As declarações dos porta-vozes do movimento também são muito esclarecedoras. Os mais famosos no Ocidente são Chai Ling e Wang Dan. Como relata o documentário americano The Gate of Heavenly Peace. “Chai Ling foi entrevistada por Peter Cunningham em 28/maio/1989. Eis o que ela disse: “O tempo todo, guardei isto para mim porque, sendo chinesa, pensei que não deveria falar mal dos chineses. Mas não posso às vezes deixar de pensar – e dizer também – vocês, chineses, não valem a minha luta, não valem o meu sacrifício! O que realmente esperamos é derramamento de sangue quando o governo estiver pronto para massacrar descaradamente o povo. Somente quando a praça estiver inundada de sangue é que o povo chinês abrirá os olhos. Só então ele estará verdadeiramente unido. Mas como posso explicar tudo isto aos meus camaradas?”

O ícone da Praça Tiananmen votava o seu povo ao martírio, mas optou pela fuga para os Estados Unidos via Hong Kong. Conclusão da Mango Press:   “Obviamente, a liderança fabricada pelos serviços ocidentais para este protesto tinha um objetivo claro: criar as condições para um massacre na Praça Tiananmen. O protesto começou como uma demonstração de força pacífica para apoiar Hu Yaobang, mas foi cooptado por agentes estrangeiros”.

A forma como as autoridades chinesas finalmente restauraram a ordem faz parte da crítica do caso. Ao contrário da versão ocidental, mostraram grande moderação até que o motim estourou na noite de 3 a 4 de junho. De 16 de abril a 20 de maio, as manifestações puderam continuar sem contratempos. No dia 20 de maio, foi decretada a lei marcial e os manifestantes receberam ordem, por meio de noticiários e alto-falantes da praça, de voltar para suas casas.

Algumas unidades militares tentaram entrar em Pequim, mas foram impedidas pelos manifestantes nas zonas de entrada. A 2 de junho, o exército fez a sua primeira tentativa de evacuar a Praça Tiananmen.

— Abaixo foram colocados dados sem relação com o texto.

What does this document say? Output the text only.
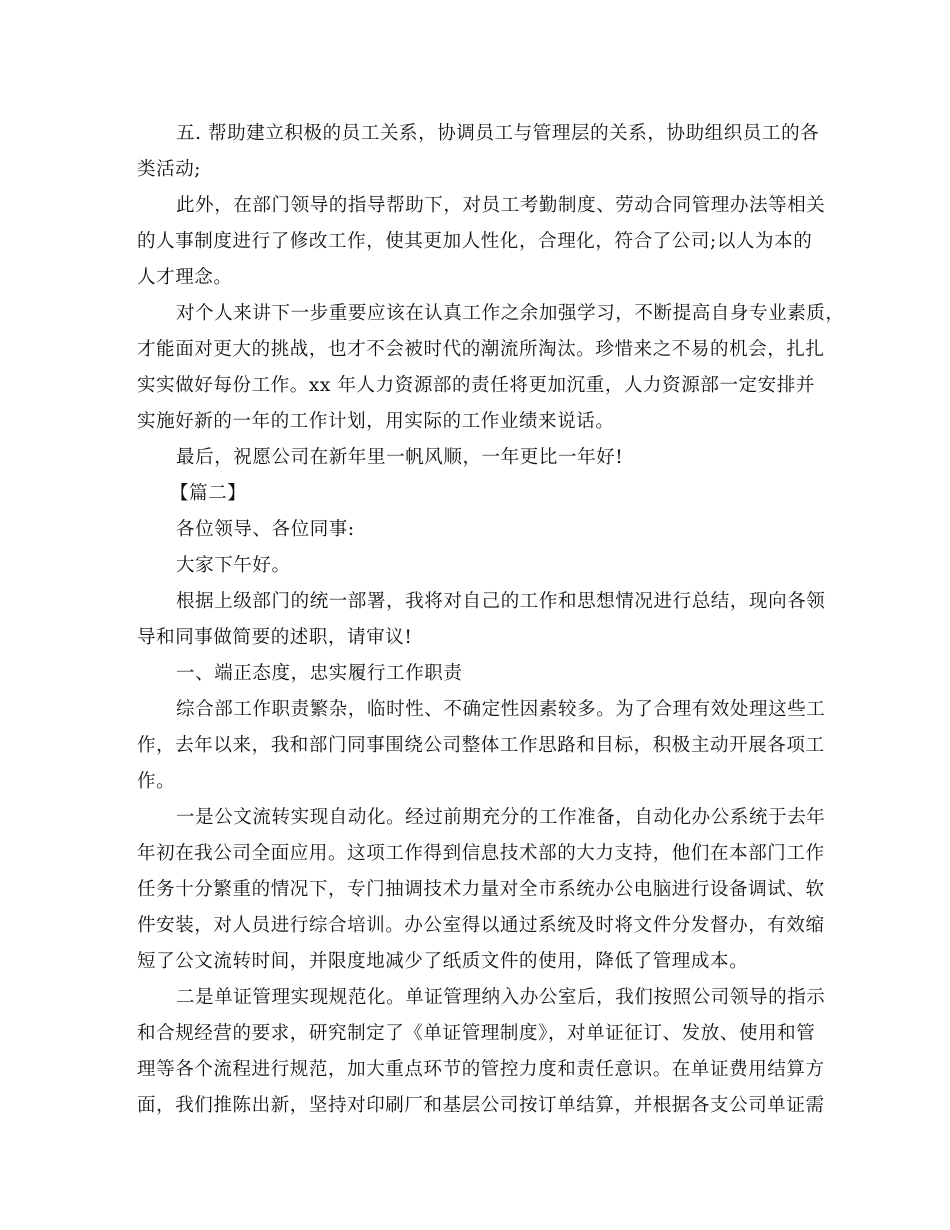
五. 帮助建立积极的员工关系，协调员工与管理层的关系，协助组织员工的各
类活动;
此外，在部门领导的指导帮助下，对员工考勤制度、劳动合同管理办法等相关
的人事制度进行了修改工作，使其更加人性化，合理化，符合了公司;以人为本的
人才理念。
对个人来讲下一步重要应该在认真工作之余加强学习，不断提高自身专业素质，
才能面对更大的挑战，也才不会被时代的潮流所淘汰。珍惜来之不易的机会，扎扎
实实做好每份工作。xx 年人力资源部的责任将更加沉重，人力资源部一定安排并
实施好新的一年的工作计划，用实际的工作业绩来说话。
最后，祝愿公司在新年里一帆风顺，一年更比一年好!
【篇二】
各位领导、各位同事:
大家下午好。
根据上级部门的统一部署，我将对自己的工作和思想情况进行总结，现向各领
导和同事做简要的述职，请审议!
一、端正态度，忠实履行工作职责
综合部工作职责繁杂，临时性、不确定性因素较多。为了合理有效处理这些工
作，去年以来，我和部门同事围绕公司整体工作思路和目标，积极主动开展各项工
作。
一是公文流转实现自动化。经过前期充分的工作准备，自动化办公系统于去年
年初在我公司全面应用。这项工作得到信息技术部的大力支持，他们在本部门工作
任务十分繁重的情况下，专门抽调技术力量对全市系统办公电脑进行设备调试、软
件安装，对人员进行综合培训。办公室得以通过系统及时将文件分发督办，有效缩
短了公文流转时间，并限度地减少了纸质文件的使用，降低了管理成本。
二是单证管理实现规范化。单证管理纳入办公室后，我们按照公司领导的指示
和合规经营的要求，研究制定了《单证管理制度》，对单证征订、发放、使用和管
理等各个流程进行规范，加大重点环节的管控力度和责任意识。在单证费用结算方
面，我们推陈出新，坚持对印刷厂和基层公司按订单结算，并根据各支公司单证需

As tropas do Exército de Popular de Libertação (EPL) enviadas para o local possuíam equipamento de choque rudimentar, apenas um em cada dez soldados armados com uma espingarda metralhadora. Seguindo ao longo da Avenida Chang’an, as tropas foram atacadas pela multidão. Alguns soldados foram desarmados, outros molestados pelos desordeiros.

A tropa segue finalmente para a Praça Tiananmen, onde soldados desarmados persuadem os estudantes a irem embora. Mas na noite de 2 para 3 de junho, a violência explodiu nos becos e ao longo da Avenida Chang’an. Os desordeiros que confiscaram armas aos soldados estão ao ataque. Dezenas de veículos blindados são incendiados com cocktails molotov e muitos soldados desarmados são capturados. De acordo com o Washington Post de 5/junho/1989, “os combatentes antigovernamentais estão organizados em formações de 100 a 150 pessoas. Eles estão armados com cocktails molotov e bastões de ferro, para enfrentar o EPL, que ainda estava desarmado nos dias que antecederam 4 de junho”.

Barricadas são erguidas e os confrontos multiplicam-se. Em seguida, o motim transforma-se em massacre. Soldados capturados nos transportes de tropas são linchados ou queimados vivos, como o Tenente Liu Guogeng, o Soldado Cui Guozheng e o Primeiro Tenente Wang Jinwei. Em 3 de junho, o número de mortos já era de quinze soldados e quatro manifestantes. O governo então ordenou que o EPL recuperasse o controlo das ruas. Durante a noite de 3 a 4 de junho, os militares entraram em massa na cidade e reprimiram o tumulto. Mas não houve combates na Praça Tiananmen. Nenhum tanque esmagou um manifestante.

Após os acontecimentos de 4 de junho, o governo estimou o número de vítimas em 300 pessoas: soldados, policiais e manifestantes. Um recorde em que o mundo ocidental imediatamente qualificou como mentiroso: os media falaram de 1000 a 3000 e, finalmente, 10 mil vítimas. Uma semana depois, o governo chinês estabeleceu o número oficial de mortos em 203. Enquanto isto, a foto do homem parando a coluna de tanques na Praça Tiananmen percorre o mundo. Ilustra a bravura de um homem sozinho, diante de veículos blindados que simbolizam a brutalidade da repressão. Mas no vídeo completo, vemos que a coluna para de forma a não passar pelo corpo. O homem então sobe no primeiro tanque e bate na escotilha.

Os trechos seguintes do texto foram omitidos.